Spring begins today, and the ancient spring/New Year's festival of Nowruz, common to Iran and to peoples whose culture derives from Ancient Persia one way or another — Iranians and Kurds and Turks and Azeris and Afghans, a great many Central Asians, some Balkan Muslims, Syrian Alawites and Turkish Alevis, the diasporas of all of the above, and Zoroastrians and Baha'is wherever they reside — it is the New Year (in the Iranian Solar reckoning, 1392). Today is the actual equinox, when many will celebrate; tomorrow is officially the first of Farvardin in the Persian calendar, and thus the "official" date.
Haft Sin table, where the table is spread with seven items starting with the letter "s" (sin) has its roots in an earlier Haft chin of pre-Islamic times.
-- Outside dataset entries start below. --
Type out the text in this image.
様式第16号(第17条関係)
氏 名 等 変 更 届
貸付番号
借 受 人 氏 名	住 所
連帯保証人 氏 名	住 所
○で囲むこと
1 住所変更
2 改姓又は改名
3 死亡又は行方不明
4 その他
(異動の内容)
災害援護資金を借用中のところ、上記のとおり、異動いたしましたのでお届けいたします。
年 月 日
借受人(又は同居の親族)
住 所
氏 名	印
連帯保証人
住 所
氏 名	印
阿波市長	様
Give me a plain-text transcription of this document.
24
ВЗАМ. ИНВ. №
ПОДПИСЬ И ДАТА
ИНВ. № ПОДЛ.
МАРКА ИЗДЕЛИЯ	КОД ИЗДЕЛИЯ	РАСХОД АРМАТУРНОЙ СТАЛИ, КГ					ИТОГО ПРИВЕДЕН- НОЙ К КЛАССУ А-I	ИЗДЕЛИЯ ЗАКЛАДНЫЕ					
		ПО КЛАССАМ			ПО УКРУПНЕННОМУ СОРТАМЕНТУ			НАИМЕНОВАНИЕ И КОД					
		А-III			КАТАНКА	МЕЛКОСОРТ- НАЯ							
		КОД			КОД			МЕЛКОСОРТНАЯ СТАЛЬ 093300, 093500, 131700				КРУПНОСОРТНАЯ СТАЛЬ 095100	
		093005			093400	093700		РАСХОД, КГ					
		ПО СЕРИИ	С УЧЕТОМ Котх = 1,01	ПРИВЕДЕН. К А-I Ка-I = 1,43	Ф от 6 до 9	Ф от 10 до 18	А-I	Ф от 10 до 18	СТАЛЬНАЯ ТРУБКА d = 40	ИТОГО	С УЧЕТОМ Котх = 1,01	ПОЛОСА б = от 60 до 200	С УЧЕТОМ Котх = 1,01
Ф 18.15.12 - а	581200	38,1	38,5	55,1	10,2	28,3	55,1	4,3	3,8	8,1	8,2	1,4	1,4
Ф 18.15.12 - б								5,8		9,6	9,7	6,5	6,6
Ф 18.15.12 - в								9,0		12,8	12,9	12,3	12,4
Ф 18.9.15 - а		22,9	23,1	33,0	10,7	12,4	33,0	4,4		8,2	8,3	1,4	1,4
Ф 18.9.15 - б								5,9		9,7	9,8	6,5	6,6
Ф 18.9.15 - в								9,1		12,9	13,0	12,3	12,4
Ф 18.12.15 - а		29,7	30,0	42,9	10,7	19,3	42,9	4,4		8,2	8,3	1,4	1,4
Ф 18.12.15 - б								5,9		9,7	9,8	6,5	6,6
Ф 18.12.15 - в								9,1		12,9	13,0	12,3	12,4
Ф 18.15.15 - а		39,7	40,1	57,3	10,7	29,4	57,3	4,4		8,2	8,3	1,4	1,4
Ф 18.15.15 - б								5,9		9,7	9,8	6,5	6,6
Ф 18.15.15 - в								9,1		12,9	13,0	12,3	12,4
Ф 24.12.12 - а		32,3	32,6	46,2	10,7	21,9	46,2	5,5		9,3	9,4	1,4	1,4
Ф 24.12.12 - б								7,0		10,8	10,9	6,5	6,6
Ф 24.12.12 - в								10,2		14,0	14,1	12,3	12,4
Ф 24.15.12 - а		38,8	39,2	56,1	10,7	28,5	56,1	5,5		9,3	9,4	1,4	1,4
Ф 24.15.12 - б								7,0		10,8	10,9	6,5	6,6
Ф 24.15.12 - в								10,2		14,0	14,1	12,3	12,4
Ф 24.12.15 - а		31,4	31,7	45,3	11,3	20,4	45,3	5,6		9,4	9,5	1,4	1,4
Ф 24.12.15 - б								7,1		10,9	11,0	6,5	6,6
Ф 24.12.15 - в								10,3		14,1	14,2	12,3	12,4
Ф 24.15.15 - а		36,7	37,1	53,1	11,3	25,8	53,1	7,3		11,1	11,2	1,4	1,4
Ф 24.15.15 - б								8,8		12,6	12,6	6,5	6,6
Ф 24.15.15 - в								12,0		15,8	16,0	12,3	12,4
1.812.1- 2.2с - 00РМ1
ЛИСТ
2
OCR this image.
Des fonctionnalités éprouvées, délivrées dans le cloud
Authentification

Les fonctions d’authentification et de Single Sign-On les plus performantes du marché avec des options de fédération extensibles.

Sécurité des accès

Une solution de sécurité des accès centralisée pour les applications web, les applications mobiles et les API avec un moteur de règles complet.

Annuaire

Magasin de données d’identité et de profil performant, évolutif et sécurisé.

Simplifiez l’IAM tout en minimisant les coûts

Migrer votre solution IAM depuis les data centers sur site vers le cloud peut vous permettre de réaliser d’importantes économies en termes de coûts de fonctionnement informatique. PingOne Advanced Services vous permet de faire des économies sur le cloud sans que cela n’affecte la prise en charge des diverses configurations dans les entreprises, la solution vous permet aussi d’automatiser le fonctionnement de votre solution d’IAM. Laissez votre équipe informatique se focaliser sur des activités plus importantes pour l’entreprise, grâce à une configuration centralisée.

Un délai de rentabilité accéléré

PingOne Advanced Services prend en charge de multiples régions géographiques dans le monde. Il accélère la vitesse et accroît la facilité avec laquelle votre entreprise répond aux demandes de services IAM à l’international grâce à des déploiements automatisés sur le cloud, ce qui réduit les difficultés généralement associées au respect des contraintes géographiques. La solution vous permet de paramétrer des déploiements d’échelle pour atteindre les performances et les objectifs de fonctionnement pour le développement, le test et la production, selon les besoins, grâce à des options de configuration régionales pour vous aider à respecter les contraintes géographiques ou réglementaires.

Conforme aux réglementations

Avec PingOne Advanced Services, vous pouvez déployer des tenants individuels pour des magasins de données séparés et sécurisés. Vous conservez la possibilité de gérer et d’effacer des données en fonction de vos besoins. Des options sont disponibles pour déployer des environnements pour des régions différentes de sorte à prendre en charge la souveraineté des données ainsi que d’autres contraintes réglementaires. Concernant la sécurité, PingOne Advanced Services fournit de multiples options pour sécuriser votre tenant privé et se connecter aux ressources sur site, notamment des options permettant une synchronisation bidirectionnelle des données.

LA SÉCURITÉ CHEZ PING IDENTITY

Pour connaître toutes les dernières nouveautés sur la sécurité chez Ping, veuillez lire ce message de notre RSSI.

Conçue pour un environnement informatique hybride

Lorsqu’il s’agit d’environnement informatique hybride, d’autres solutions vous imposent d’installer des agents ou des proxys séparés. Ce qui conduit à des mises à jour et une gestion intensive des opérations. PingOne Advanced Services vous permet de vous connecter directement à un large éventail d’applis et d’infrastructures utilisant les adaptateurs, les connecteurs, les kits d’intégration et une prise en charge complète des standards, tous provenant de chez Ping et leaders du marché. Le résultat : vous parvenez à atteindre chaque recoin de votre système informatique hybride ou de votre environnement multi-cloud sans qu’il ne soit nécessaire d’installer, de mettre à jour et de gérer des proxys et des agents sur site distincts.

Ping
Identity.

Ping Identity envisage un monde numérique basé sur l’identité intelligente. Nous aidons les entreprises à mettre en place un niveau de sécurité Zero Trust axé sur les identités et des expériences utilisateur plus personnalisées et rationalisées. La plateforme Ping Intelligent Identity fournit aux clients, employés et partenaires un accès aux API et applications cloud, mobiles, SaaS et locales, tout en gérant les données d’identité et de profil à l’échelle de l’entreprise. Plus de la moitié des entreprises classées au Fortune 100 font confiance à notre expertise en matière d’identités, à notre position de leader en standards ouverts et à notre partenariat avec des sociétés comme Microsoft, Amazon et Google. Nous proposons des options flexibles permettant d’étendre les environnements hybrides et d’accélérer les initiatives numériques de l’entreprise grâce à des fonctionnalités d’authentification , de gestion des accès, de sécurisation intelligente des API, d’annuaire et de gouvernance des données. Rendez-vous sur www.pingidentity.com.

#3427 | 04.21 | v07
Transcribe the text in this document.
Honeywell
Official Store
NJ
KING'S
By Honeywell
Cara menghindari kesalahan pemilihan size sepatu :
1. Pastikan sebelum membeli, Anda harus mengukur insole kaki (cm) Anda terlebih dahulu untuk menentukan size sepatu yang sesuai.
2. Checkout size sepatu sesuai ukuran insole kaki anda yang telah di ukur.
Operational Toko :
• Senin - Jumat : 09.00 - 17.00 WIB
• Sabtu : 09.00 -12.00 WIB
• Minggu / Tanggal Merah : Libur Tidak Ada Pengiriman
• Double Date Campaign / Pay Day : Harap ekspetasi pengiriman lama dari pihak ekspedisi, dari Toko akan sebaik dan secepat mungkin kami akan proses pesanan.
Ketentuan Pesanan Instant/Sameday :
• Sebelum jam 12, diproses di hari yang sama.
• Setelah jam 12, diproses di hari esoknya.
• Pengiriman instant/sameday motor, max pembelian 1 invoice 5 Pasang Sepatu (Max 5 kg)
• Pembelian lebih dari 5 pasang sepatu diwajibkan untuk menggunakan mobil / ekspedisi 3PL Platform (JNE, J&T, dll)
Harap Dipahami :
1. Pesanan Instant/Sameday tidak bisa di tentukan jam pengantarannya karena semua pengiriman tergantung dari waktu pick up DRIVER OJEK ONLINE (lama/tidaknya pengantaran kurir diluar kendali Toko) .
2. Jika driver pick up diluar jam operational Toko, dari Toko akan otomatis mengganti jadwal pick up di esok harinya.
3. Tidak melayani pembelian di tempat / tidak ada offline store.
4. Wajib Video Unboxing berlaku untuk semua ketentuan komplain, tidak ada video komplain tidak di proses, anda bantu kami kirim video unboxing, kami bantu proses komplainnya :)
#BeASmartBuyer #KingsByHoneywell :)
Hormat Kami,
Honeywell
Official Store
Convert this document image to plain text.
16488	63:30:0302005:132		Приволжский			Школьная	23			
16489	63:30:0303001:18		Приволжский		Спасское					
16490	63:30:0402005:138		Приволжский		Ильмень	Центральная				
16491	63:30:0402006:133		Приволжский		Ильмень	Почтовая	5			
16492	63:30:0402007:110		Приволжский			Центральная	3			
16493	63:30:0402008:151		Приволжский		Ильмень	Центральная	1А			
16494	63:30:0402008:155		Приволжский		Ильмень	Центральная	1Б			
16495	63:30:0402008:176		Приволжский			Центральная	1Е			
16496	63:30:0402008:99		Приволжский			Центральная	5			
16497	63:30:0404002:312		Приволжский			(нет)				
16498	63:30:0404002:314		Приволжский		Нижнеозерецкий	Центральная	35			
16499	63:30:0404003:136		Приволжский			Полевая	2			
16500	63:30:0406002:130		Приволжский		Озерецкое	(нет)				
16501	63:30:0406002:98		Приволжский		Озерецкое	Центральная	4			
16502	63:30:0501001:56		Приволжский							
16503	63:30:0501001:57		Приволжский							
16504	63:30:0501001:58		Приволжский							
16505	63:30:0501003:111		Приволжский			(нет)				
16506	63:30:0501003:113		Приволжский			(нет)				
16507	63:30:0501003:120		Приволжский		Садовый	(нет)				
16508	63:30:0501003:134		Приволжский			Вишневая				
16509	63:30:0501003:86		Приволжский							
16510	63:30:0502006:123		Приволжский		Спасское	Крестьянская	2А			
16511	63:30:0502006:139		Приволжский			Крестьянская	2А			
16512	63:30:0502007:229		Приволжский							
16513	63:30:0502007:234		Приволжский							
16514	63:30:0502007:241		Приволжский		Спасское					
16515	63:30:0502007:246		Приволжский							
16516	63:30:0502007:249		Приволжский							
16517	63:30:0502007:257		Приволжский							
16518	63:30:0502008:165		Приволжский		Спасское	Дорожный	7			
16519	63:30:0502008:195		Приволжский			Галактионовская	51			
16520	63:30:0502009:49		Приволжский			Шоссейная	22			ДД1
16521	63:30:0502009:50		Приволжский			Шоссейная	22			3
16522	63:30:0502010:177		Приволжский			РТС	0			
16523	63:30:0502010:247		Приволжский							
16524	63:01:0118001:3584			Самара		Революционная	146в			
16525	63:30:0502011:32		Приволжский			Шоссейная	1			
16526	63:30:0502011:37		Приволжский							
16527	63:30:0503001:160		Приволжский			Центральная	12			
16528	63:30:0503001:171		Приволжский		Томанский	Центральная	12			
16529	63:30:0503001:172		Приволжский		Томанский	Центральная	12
There is an older version, which includes items such as a mirror and a fish in water (still used by Zoroastrians and others: left), and a newer version with mostly seeds and foodstuffs, more common today (below right).
But given the growing confrontation with Iran over its alleged nuclear program, the coincidence of the tenth annversary of the war with Iraq (when a war over a nonexistent WMD capability led to a decade of disorder), and President Obama's visit to Israel (main cheerleader for pressure on Iran), I thought it might be time for a simple reminder: Nowruz, though usually translated as, and equivalent to, "New Year," does not in fact mean "New Year": it literally means "New Day."
To Americans, Israelis, Iranians and all who mark Nowruz, Nowruz Mobarak: may all of us find in this year a New Day.